26 October 2006

give in...

I have been spinning a wonderful CD that *my boyfriend* selected as a gift from my department for my birthday in August. I actually unwrapped it for the first time about two weeks ago. Good thing! Had I done so in August, I would not have been able to fully appreciate it, for at that time spiritually I would not have been ready to have appreciated it, hence the possibility of squandering a source of inspiration.

The CD is *In the Red* by Tina Dickow. It is beautiful, amazing, her voice results in a fragile gentleness that comes from passion. So much so that I am going to drive to Berlin in November to see her in concert, the very day that I go to orally defend my thesis. It will be a wonderful way to start celebrating my graduation, or rather emancipation, from two years of hard work.

There is a song that makes me soar inside, and coupled with the brat-mobile with the windows down, barrelling (if one could do so with a 1.3 liter engine) down the motorway at 130 km per hour, I am in my own private concert, singing to

…give in: to your confusion,

leave it behind, then change your mind, take what you find, it will be good enough.

Take the jump is what I perceive is the soul of this song.
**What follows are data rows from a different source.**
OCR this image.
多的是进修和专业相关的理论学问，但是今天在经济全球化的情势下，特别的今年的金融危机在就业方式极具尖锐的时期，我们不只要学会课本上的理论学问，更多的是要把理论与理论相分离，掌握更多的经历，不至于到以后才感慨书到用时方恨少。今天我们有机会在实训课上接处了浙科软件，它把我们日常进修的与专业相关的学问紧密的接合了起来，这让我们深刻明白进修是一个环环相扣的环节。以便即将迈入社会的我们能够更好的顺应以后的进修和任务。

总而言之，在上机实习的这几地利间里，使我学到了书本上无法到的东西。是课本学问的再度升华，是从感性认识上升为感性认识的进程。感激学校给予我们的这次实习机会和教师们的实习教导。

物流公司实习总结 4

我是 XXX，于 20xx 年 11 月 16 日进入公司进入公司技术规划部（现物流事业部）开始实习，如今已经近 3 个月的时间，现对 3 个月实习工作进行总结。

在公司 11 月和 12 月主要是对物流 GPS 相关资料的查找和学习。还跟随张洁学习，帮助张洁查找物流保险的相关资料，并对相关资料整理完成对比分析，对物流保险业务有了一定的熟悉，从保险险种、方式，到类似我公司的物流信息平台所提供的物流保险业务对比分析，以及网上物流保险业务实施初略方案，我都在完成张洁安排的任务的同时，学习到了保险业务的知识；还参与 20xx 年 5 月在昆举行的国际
We tend to be confused, *its always a guess which way is best*, only to be so overwhelmed with what to do that we end up not doing anything—whatever that *anything* may be. It could be going for the love of your life, taking a promotion. That confusion can make us immobile, and the *anything* will not come to fruition.

We have conversed on what can hold us back, why we do not take the jump and make informed decisions along the way. This song does put many things into perspective, and I encourage you to either get the CD (it is wonderful in its entirety) or go to her web site to listen to *Give In*:
www.tinadico.com

On the flip—what if the confusion is a sign that *when in doubt, go without*? What if we are not to act at this point, and the *confusion* is that red flag that tells us to take pause?

Or, should we stop rationalizing our choices, take a decision, and go for it? The confusion could very well be the signal that it is time to grow…

Definitely can be a damned if you do, damned if you don’t situation. Either way, as long as our decision comes from a good place in our hearts and minds, that our intentions are healthy and our goal is to create harmony, goodness and understanding, we usually end up making the ideal choice.

question: what is your confusion?

1 comment:

peder said...

I think you've hit the spot. Circling around the same subject I must admit :o) but it sounds right. Even though it may sound a bit tacky. Decisions taken from a good place in our hearts and minds can't be all bad.

My decisions seem to be simple these days. The important ones anyway. I have no illusions as to that will continue. But at the moment it is so. Have hit a bit of calm water (still watching that film by the way :o) Ok, yes I am backtracking in my comments here... I believe it's simply my little girl that does it. My little tomato :o)

Which brings me to tell you one thing, which I will have to explain to you, hopefully at work tomorrow. That is: Thank you so much!